Más allá de la necesidad del dinero, la experiencia laboral es tan importante como el título, dicen los especialistas.

Pero, ¿cuándo conviene comenzar a trabajar?

Martin Poncio, director regional de Manpower, sostiene que hacer las dos cosas “no sólo que conviene, sino que es necesario”. Y explica que “hoy por hoy, uno de los principales problemas con los que se enfrentan los jóvenes profesionales es que cuando salen de la Universidad se dan en el mercado con gente con experiencia, con mayor ventaja competitiva”.

“Por eso, se recomienda, sobre todo, en los últimos dos años de la carrera empezar a trabajar”, indica Poncio.

En un trabajo, el estudiante próximo a recibirse desarrolla competencias y habilidades al experimentar en lo cotidiano y la realidad. Aprende en el hacer.

¿Quiénes lo hacen? Hay carreras y modalidades de cursado que facilitan la posibilidad de hacer las dos cosas.
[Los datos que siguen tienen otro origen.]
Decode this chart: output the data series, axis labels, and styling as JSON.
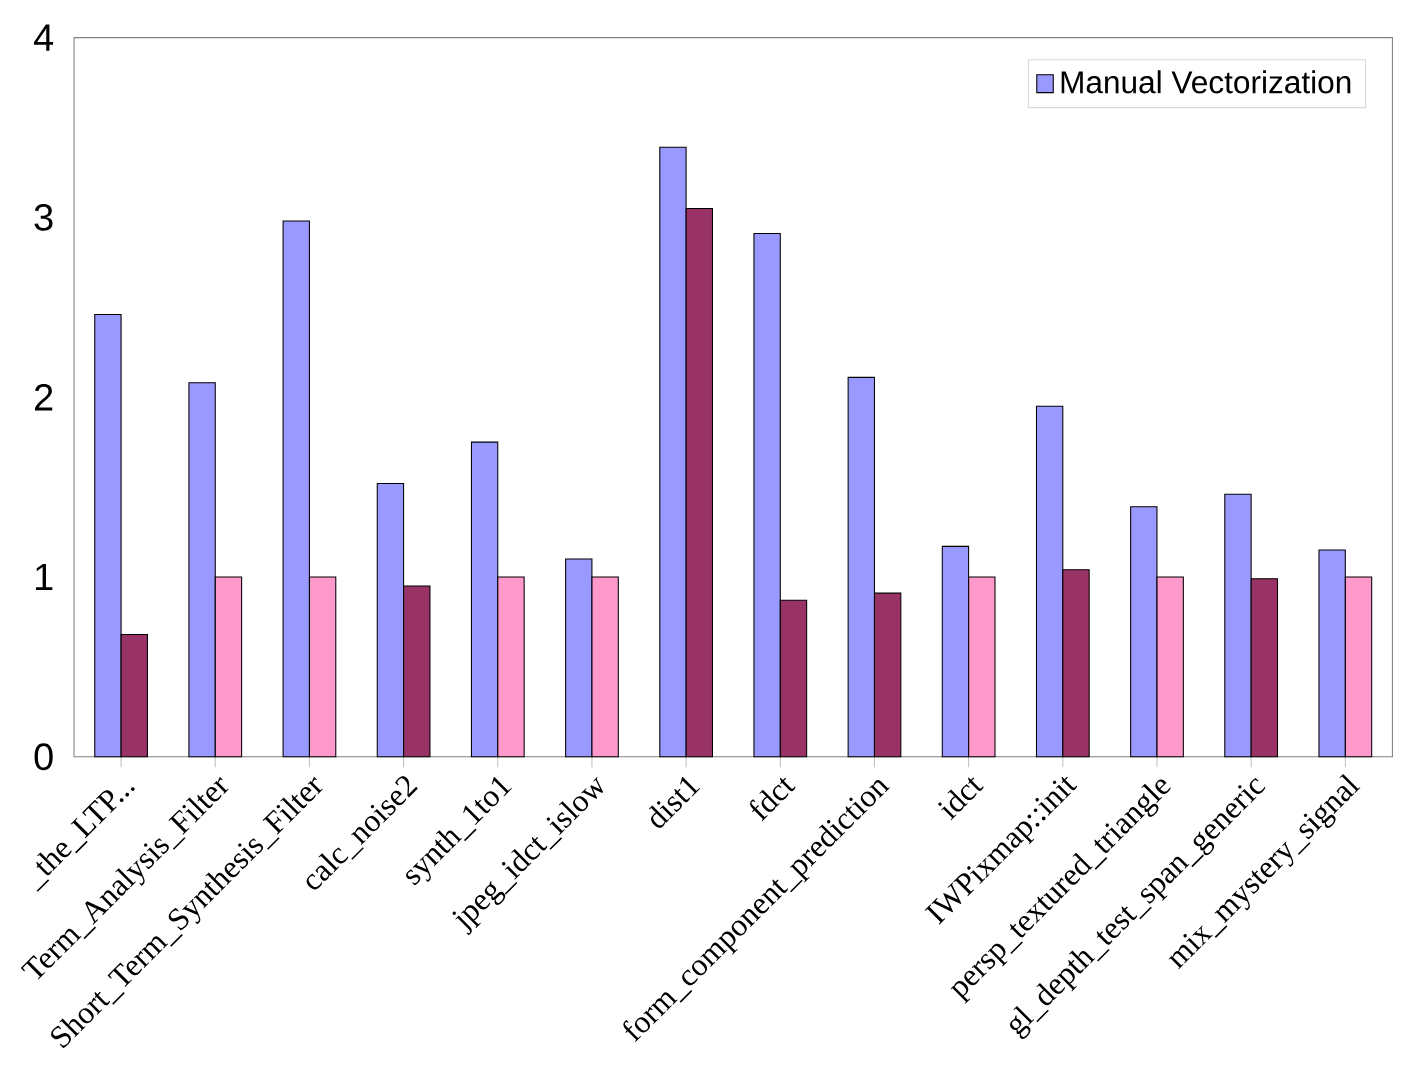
{
  "chart_data": {
    "type": "bar",
    "categories": [
      "_the_LTP...",
      "Term_Analysis_Filter",
      "Short_Term_Synthesis_Filter",
      "calc_noise2",
      "synth_1to1",
      "jpeg_idct_islow",
      "dist1",
      "fdct",
      "form_component_prediction",
      "idct",
      "IWPixmap::init",
      "persp_textured_triangle",
      "gl_depth_test_span_generic",
      "mix_mystery_signal"
    ],
    "series": [
      {
        "name": "Manual Vectorization",
        "color": "#9999ff",
        "values": [
          2.46,
          2.08,
          2.98,
          1.52,
          1.75,
          1.1,
          3.39,
          2.91,
          2.11,
          1.17,
          1.95,
          1.39,
          1.46,
          1.15
        ]
      },
      {
        "colors": [
          "#993366",
          "#ff99cc",
          "#ff99cc",
          "#993366",
          "#ff99cc",
          "#ff99cc",
          "#993366",
          "#993366",
          "#993366",
          "#ff99cc",
          "#993366",
          "#ff99cc",
          "#993366",
          "#ff99cc"
        ],
        "values": [
          0.68,
          1,
          1,
          0.95,
          1,
          1,
          3.05,
          0.87,
          0.91,
          1,
          1.04,
          1,
          0.99,
          1
        ]
      }
    ],
    "ylim": [
      0,
      4
    ],
    "yticks": [
      0,
      1,
      2,
      3,
      4
    ],
    "grid": false,
    "legend": "top right"
  }
}
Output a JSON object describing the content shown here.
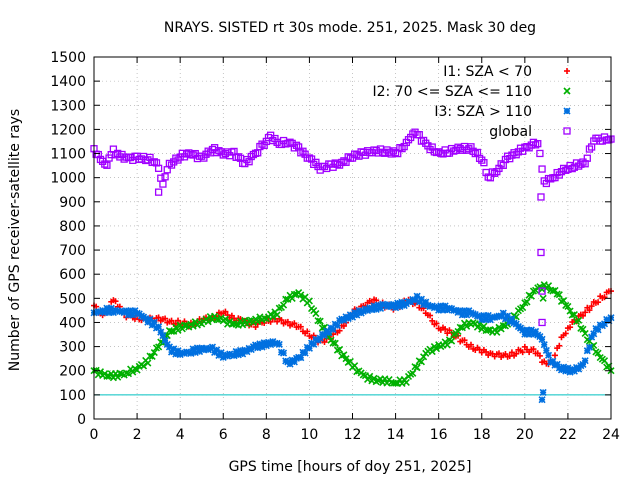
{
  "chart_data": {
    "type": "scatter",
    "title": "NRAYS. SISTED rt 30s mode. 251, 2025. Mask 30 deg",
    "xlabel": "GPS time [hours of doy 251, 2025]",
    "ylabel": "Number of GPS receiver-satellite rays",
    "xlim": [
      0,
      24
    ],
    "ylim": [
      0,
      1500
    ],
    "xticks": [
      0,
      2,
      4,
      6,
      8,
      10,
      12,
      14,
      16,
      18,
      20,
      22,
      24
    ],
    "yticks": [
      0,
      100,
      200,
      300,
      400,
      500,
      600,
      700,
      800,
      900,
      1000,
      1100,
      1200,
      1300,
      1400,
      1500
    ],
    "grid": true,
    "legend_position": "top-right",
    "threshold_line": {
      "y": 100,
      "color": "#00c0c0"
    },
    "series": [
      {
        "name": "I1: SZA < 70",
        "marker": "+",
        "color": "#ff0000",
        "x": [
          0,
          0.3,
          0.6,
          0.9,
          1.2,
          1.5,
          2,
          2.5,
          3,
          3.5,
          4,
          4.5,
          5,
          5.5,
          6,
          6.5,
          7,
          7.5,
          8,
          8.5,
          9,
          9.5,
          10,
          10.5,
          11,
          11.5,
          12,
          12.5,
          13,
          13.5,
          14,
          14.5,
          15,
          15.5,
          16,
          16.5,
          17,
          17.5,
          18,
          18.5,
          19,
          19.5,
          20,
          20.5,
          20.9,
          21.3,
          21.7,
          22,
          22.5,
          23,
          23.5,
          24
        ],
        "y": [
          470,
          430,
          450,
          490,
          460,
          430,
          420,
          410,
          420,
          400,
          400,
          390,
          410,
          420,
          440,
          420,
          400,
          390,
          410,
          410,
          400,
          380,
          350,
          320,
          340,
          380,
          440,
          470,
          490,
          470,
          460,
          490,
          480,
          430,
          380,
          360,
          330,
          300,
          280,
          270,
          260,
          270,
          290,
          280,
          230,
          240,
          330,
          380,
          420,
          460,
          500,
          530
        ]
      },
      {
        "name": "I2: 70 <= SZA <= 110",
        "marker": "x",
        "color": "#00b000",
        "x": [
          0,
          0.5,
          1,
          1.5,
          2,
          2.5,
          3,
          3.5,
          4,
          4.5,
          5,
          5.5,
          6,
          6.5,
          7,
          7.5,
          8,
          8.5,
          9,
          9.5,
          10,
          10.5,
          11,
          11.5,
          12,
          12.5,
          13,
          13.5,
          14,
          14.5,
          15,
          15.5,
          16,
          16.5,
          17,
          17.5,
          18,
          18.5,
          19,
          19.5,
          20,
          20.5,
          21,
          21.5,
          22,
          22.5,
          23,
          23.5,
          24
        ],
        "y": [
          200,
          180,
          180,
          190,
          210,
          240,
          300,
          360,
          380,
          390,
          400,
          420,
          410,
          390,
          400,
          410,
          420,
          440,
          500,
          520,
          480,
          400,
          330,
          270,
          220,
          180,
          160,
          160,
          150,
          160,
          220,
          280,
          300,
          320,
          380,
          400,
          380,
          360,
          380,
          420,
          480,
          540,
          550,
          520,
          460,
          400,
          320,
          260,
          200
        ]
      },
      {
        "name": "I3: SZA > 110",
        "marker": "*",
        "color": "#0070e0",
        "x": [
          0,
          0.5,
          1,
          1.5,
          2,
          2.5,
          3,
          3.5,
          4,
          4.5,
          5,
          5.5,
          6,
          6.5,
          7,
          7.5,
          8,
          8.5,
          9,
          9.5,
          10,
          10.5,
          11,
          11.5,
          12,
          12.5,
          13,
          13.5,
          14,
          14.5,
          15,
          15.5,
          16,
          16.5,
          17,
          17.5,
          18,
          18.5,
          19,
          19.5,
          20,
          20.5,
          20.8,
          21.2,
          21.7,
          22.2,
          22.7,
          23.2,
          23.7,
          24
        ],
        "y": [
          440,
          450,
          450,
          440,
          440,
          410,
          380,
          290,
          270,
          280,
          290,
          290,
          260,
          270,
          280,
          300,
          310,
          320,
          230,
          250,
          300,
          340,
          370,
          410,
          430,
          450,
          460,
          470,
          470,
          480,
          500,
          470,
          460,
          460,
          440,
          440,
          420,
          420,
          430,
          400,
          360,
          360,
          330,
          240,
          210,
          200,
          220,
          360,
          400,
          420
        ]
      },
      {
        "name": "global",
        "marker": "square",
        "color": "#a000ff",
        "x": [
          0,
          0.3,
          0.6,
          0.9,
          1.2,
          1.6,
          2,
          2.5,
          2.9,
          3.2,
          3.5,
          4,
          4.5,
          5,
          5.5,
          6,
          6.5,
          7,
          7.4,
          7.8,
          8.2,
          8.6,
          9,
          9.5,
          10,
          10.5,
          11,
          11.5,
          12,
          12.5,
          13,
          13.5,
          14,
          14.5,
          14.8,
          15.1,
          15.5,
          16,
          16.5,
          17,
          17.5,
          18,
          18.3,
          18.7,
          19.2,
          19.7,
          20.2,
          20.6,
          20.9,
          21.3,
          21.8,
          22.3,
          22.8,
          23.2,
          23.6,
          24
        ],
        "y": [
          1120,
          1070,
          1060,
          1110,
          1090,
          1080,
          1080,
          1080,
          1060,
          980,
          1050,
          1090,
          1100,
          1080,
          1120,
          1100,
          1100,
          1060,
          1090,
          1130,
          1170,
          1140,
          1150,
          1120,
          1080,
          1040,
          1050,
          1060,
          1090,
          1100,
          1110,
          1110,
          1100,
          1140,
          1190,
          1170,
          1130,
          1100,
          1110,
          1120,
          1120,
          1080,
          1000,
          1030,
          1080,
          1110,
          1130,
          1150,
          980,
          1000,
          1030,
          1050,
          1060,
          1160,
          1160,
          1160
        ]
      }
    ],
    "outliers": [
      {
        "series": "global",
        "x": 20.75,
        "y": 690
      },
      {
        "series": "global",
        "x": 20.75,
        "y": 920
      },
      {
        "series": "global",
        "x": 20.8,
        "y": 530
      },
      {
        "series": "global",
        "x": 20.8,
        "y": 400
      },
      {
        "series": "global",
        "x": 3,
        "y": 940
      },
      {
        "series": "I3: SZA > 110",
        "x": 20.8,
        "y": 80
      },
      {
        "series": "I3: SZA > 110",
        "x": 20.85,
        "y": 110
      },
      {
        "series": "I2: 70 <= SZA <= 110",
        "x": 20.85,
        "y": 500
      }
    ]
  }
}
En la Universidad Nacional, la que tiene el mayor porcentaje de alumnos trabajando al menos una hora por semana es Inglés (85,3 por ciento). En esa carrera sucede que muchos alumnos dan clases de manera particular antes de lograr el título. Le siguen Ciencias de la Educación (74,6 por ciento); Bibliotecología (71,7); Archivero (69,8); Alemán (67,6) y Portugués (64,5 por ciento).

En las de base tecnológica también hay mucha demanda de chicos aún sin título de grado. Desde las mismas facultades señalan que las empresas y entidades públicas requieren a sus alumnos de Ingeniería, Geología, Computación, entre otras, y presentan ofertas sustanciosas para incorporarlos.

El problema concreto que enfrentan la Facultad de Ciencias Exactas y la Famaf (en la Licenciatura en Ciencias de la Computación, principalmente), por citar dos casos, es lograr que sus estudiantes terminen sus estudios antes de ejercer como profesionales sin haber obtenido su título. Un buen puesto y un buen sueldo “los endulza”.